Его маме помогли справиться со страхом за передвижения ребенка еще на групповых занятиях для слепых. Там ее уговаривали отдыхать и отпускать сына, когда тот учился ориентироваться в пространстве.
У Алии другая история: некоторые сверстники даже смеялись над ее слепотой, и тогда родители попытались уберечь ее от травматичного общения. Девушка считает, что это было неправильно, ребенок должен сам решать конфликты: «Оградить не всегда значит помочь». Выходом стало поступление в университет на филфак. Только тогда Алия смогла договориться с родителями, что будет передвигаться самостоятельно, и освоила свой первый маршрут.
Мы должны проделать путь от «инвалида» к «человеку с инвалидностью»
Гиперопекой грешат не только родители, но и обычные прохожие. Им непривычно, что по улицам могут ходить активные слепые без сопровождающих и собак-поводырей. Незрячие часто жалуются на то, что окружающие не воспринимают их как самостоятельных и взрослых людей: бесцеремонно хватают их, пытаясь оказать непрошеную помощь, нарушают личные границы, расспрашивают.
Тестировщик мобильных приложений Армен возмущенно рассказывает, как однажды его не пустили в «ПандаПарк» в Сокольниках: сотрудники посчитали, что он может получить травму. Сколько молодой человек ни убеждал их, что он уверен в своих силах, ничего не помогло.
Анатолий по этому поводу рассказывает анекдот: мужчина идет по парку и видит, как парень с собакой на лавочке играет в шахматы. Мужчина говорит: «Какая у тебя умная собака!» А парень ему: «Да какая же она умная? Она мне уже в пятый раз проигрывает!» Когда зрячие не считают слепого дееспособным, пытаются насильно помочь или, что еще хуже, восхититься тем, что ему самому удалось выйти из дома, кого они видят перед собой — собаку?
Анатолий считает, что мы должны проделать путь от «инвалида» к «человеку с инвалидностью». Нам еще нужно понять: инвалидность не ставит на человеке крест и не определяет его.
Слепые сталкиваются не только со снисхождением и непрошеным сочувствием, но и с мифами о своем состоянии. Оксана рассказывает, как однажды при ней задержалась электричка, потому что из нее долго выходила женщина с инвалидностью. Присутствующие бабушки стали возмущаться, что из-за нее они опаздывают. Они были убеждены: людям с инвалидностью государство и социальное такси выделяет, и огромную пенсию платит.
Оксана тогда подумала: «Какая удобная картина мира! Получается, у людей с особенностями всё так легко и мы вообще не должны показываться на глаза, если это может кому-то помешать».
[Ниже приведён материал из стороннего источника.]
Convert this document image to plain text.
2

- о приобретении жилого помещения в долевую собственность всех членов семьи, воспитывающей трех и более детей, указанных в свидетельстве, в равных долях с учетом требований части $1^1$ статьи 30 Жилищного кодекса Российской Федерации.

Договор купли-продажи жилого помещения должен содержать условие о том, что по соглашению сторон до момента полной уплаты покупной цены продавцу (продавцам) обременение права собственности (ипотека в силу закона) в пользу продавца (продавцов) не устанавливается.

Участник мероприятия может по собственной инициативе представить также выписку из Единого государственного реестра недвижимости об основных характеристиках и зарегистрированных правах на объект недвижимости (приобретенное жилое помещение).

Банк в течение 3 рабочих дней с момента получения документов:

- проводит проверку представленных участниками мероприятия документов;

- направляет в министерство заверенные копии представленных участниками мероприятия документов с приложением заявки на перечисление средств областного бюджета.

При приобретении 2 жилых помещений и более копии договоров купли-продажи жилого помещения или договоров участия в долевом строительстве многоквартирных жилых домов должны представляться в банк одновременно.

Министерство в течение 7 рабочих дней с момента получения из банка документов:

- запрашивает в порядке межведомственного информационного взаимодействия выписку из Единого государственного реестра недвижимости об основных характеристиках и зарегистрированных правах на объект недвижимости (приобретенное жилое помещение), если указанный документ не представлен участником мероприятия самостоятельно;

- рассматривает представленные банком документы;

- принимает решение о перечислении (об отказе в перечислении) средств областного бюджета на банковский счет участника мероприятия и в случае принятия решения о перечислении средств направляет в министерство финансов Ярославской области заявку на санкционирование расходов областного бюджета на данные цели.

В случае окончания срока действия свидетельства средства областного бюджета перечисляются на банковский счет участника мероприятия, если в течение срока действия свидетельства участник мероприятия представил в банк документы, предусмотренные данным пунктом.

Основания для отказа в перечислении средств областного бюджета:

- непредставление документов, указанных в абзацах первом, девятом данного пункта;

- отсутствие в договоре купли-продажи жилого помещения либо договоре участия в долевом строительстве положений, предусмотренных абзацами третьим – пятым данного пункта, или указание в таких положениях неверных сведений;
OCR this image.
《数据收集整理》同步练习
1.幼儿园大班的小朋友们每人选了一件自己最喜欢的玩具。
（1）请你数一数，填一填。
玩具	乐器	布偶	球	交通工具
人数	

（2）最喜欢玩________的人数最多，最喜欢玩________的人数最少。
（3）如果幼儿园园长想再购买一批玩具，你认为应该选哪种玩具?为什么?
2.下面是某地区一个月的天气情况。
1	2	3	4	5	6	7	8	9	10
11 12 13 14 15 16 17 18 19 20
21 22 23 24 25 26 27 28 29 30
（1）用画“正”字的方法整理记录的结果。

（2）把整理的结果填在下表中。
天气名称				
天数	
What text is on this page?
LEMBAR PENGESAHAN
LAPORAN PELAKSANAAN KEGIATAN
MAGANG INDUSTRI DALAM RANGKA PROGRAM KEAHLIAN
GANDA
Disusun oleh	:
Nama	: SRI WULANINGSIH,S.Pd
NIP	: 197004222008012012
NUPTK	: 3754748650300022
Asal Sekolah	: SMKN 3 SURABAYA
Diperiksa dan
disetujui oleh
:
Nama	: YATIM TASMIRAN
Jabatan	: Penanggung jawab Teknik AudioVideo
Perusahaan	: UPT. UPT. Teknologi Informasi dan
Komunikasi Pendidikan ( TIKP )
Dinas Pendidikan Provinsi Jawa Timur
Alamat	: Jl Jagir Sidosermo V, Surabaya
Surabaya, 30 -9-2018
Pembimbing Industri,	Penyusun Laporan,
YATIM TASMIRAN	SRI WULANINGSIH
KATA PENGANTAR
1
На самом деле наша неосведомленность и неадекватное отношение к слепым во многом связаны с историей страны и несовершенством системы. В советские годы и вовсе существовали отдельные резервации для незрячих — например, деревня Русиново под Калугой. Считалось, что такие поселения гораздо эффективнее с социальной и экономической точки зрения. В Русинове на улицах установлены поручни, а производство оборудовано с учетом особенностей слепых людей. Но это скорее исключение: о доступности городской среды для незрячих власти задумались не так давно. Закон о социальной защите инвалидов появился в 1995 году, но реализуется всё еще с большим скрипом.
«Ты не наш бизнес-кейс»
Анатолий убежден, что мер по интеграции слепых в общество не хватает: тактильная плитка есть далеко не везде, остановки и светофоры не всегда озвучиваются. Мир всё еще полностью ориентирован на зрячих, и слепые в нем не очень эффективны.
Например, его коллеги общаются во «ВКонтакте» и телеграме и работают в системе «Битрикс» — всё это недостаточно адаптировано для слепых. Однажды Анатолий оказался на конференции «Битрикса» и предложил руководителю вместе сделать систему доступнее. На это ему ответили: «Ты не наш бизнес-кейс».
Что же должно побуждать работодателей брать на работу незрячих? Вообще, еще с 1995 года действует федеральный закон, согласно которому на предприятиях должна быть квота по приему на работу инвалидов. Тем не менее сейчас официально работают лишь 13,6% людей с инвалидностью, а из 500 работодателей только 52 соглашаются рассматривать слепых кандидатов. Их смущает многое: нужно переоборудовать рабочее место, такого сотрудника сложно уволить, его состояние влияет на рабочие процессы.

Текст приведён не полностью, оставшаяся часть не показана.